Belief in wish-fulfilling fake news
Laura Faragó, Dr. Anna Kende, and Dr. Péter Krekó, researchers of the Department of Social Psychology, Eötvös Loránd University, conducted two survey studies to investigate why people fall prey for political fake news. Their manuscript has just been released in Social Psychology. Previous studies found that conservatives are more likely to believe in fake news. However, these studies looked mainly at negative or threatening content, and conservative people tend to be more susceptible for this kind of information, therefore, they accept this type of fake news more often as real. The researchers tried to avoid that by using wish-fulfilling, positive fake news instead to measure differences in fake news acceptance.
Wishful thinking refers to
people’s tendency to believe in information that is consistent with their worldview,
and the rejection of inconsistent information. They hypothesized that both liberals and conservatives, and both supporters of the government and its opposition would accept fake content, if it aligns with their pre-existing opinion.

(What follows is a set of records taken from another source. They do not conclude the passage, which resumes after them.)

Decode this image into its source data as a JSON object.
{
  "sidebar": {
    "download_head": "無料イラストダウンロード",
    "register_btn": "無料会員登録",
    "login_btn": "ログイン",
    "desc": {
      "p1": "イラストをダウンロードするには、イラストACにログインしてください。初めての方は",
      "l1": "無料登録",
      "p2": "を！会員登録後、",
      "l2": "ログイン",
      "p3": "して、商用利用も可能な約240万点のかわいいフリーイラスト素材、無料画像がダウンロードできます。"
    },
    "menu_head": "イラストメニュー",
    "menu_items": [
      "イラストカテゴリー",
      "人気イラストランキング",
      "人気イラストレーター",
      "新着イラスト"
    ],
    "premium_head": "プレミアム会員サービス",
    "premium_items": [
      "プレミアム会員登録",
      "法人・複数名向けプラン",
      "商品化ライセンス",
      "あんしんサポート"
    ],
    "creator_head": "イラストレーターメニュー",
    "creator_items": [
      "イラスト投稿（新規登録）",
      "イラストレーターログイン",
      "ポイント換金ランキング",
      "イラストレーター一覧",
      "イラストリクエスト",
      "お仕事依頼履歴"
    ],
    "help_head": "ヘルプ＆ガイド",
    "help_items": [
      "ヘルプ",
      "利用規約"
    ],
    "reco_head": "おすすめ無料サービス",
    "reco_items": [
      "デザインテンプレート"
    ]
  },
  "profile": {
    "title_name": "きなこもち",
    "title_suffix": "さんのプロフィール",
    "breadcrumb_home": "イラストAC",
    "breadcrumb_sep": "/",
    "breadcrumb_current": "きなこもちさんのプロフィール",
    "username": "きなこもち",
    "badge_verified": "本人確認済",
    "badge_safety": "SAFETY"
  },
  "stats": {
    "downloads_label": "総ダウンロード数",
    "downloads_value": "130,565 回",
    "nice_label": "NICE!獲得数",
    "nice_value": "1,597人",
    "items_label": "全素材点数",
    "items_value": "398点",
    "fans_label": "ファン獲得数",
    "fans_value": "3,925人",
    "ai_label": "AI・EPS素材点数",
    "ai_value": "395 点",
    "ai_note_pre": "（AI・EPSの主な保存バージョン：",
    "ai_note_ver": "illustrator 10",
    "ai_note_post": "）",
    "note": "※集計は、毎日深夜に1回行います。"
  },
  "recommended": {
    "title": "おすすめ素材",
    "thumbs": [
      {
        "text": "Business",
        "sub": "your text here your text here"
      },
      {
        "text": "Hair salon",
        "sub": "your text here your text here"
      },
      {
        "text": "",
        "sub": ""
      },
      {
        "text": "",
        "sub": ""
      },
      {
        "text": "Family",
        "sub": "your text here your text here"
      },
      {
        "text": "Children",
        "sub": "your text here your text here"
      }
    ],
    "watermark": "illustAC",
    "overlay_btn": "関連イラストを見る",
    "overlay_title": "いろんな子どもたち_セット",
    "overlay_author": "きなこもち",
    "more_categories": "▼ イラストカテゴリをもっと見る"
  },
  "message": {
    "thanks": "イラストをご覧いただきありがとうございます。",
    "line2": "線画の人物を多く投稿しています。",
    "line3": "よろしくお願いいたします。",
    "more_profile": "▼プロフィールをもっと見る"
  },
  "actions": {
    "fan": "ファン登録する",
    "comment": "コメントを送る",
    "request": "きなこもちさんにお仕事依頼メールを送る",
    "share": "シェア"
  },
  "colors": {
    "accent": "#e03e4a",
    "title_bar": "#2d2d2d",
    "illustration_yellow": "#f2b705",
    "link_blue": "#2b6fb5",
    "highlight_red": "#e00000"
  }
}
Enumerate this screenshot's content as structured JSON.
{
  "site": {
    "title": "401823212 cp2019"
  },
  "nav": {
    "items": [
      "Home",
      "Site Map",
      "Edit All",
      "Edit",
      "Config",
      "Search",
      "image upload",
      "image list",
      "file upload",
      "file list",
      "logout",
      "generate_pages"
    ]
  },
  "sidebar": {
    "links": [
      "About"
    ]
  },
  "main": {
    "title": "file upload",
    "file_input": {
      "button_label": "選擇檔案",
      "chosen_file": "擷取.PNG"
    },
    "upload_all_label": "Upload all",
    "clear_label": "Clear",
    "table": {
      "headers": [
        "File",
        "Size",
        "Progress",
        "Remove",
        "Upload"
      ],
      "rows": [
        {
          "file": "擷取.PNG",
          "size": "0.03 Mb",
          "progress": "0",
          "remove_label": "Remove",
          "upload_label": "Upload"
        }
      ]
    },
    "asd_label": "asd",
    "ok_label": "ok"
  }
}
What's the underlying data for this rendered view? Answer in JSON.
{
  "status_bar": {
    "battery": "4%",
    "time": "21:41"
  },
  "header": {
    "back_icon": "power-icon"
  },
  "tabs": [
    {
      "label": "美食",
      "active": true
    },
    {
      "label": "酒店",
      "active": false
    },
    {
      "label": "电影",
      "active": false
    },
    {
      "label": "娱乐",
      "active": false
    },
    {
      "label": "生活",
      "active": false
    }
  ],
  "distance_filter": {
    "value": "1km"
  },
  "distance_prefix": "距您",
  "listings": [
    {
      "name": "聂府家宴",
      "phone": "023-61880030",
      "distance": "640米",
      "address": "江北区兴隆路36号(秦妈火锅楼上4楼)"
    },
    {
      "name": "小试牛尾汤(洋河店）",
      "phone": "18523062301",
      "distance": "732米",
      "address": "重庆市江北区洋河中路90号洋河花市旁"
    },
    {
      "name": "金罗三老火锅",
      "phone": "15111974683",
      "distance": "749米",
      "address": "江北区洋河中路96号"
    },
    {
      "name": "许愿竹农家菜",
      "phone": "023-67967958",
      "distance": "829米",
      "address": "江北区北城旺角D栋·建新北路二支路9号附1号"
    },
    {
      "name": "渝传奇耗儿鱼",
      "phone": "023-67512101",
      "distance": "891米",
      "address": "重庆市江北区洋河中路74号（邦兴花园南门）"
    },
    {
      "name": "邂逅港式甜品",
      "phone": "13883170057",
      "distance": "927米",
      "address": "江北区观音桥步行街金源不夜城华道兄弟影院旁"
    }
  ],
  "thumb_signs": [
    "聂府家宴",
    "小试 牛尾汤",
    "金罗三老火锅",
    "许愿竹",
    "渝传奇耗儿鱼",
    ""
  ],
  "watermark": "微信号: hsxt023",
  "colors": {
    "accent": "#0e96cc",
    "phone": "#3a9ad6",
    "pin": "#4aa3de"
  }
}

The researchers used a sample representative to the Hungarian population and a student sample to test their hypotheses. Respondents of the surveys were presented with fake news headlines, which were allegedly released in social media in the previous months. The results supported the hypotheses: party preference was the most important determinant of accepting political fake news as real, more important than beliefs in conspiracy theories, previously thought to strongly influence fake news acceptance. Supporters of the government found pro-government news more credible than pro-opposition news, and thought that they were written by an independent journalist. They rejected the pro-opposition news because they thought that it was political propaganda. Supporters of the opposition parties showed the opposite pattern. However, all news was fake.
In summary, people tend to believe that news fulfilling their hopes and wishes come from credible sources and in turn they are more likely to believe them as real. However, if the news is inconsistent with their ideology, they will also think that the news is part of political propaganda, and therefore reject it.
These findings suggest that none of us are immune from deliberately created misinformation. The rule of thumb should be not to automatically trust sources that report what we would like to hear.
Critical evaluation of the source of information should be the primary tool when consuming political pipedream news.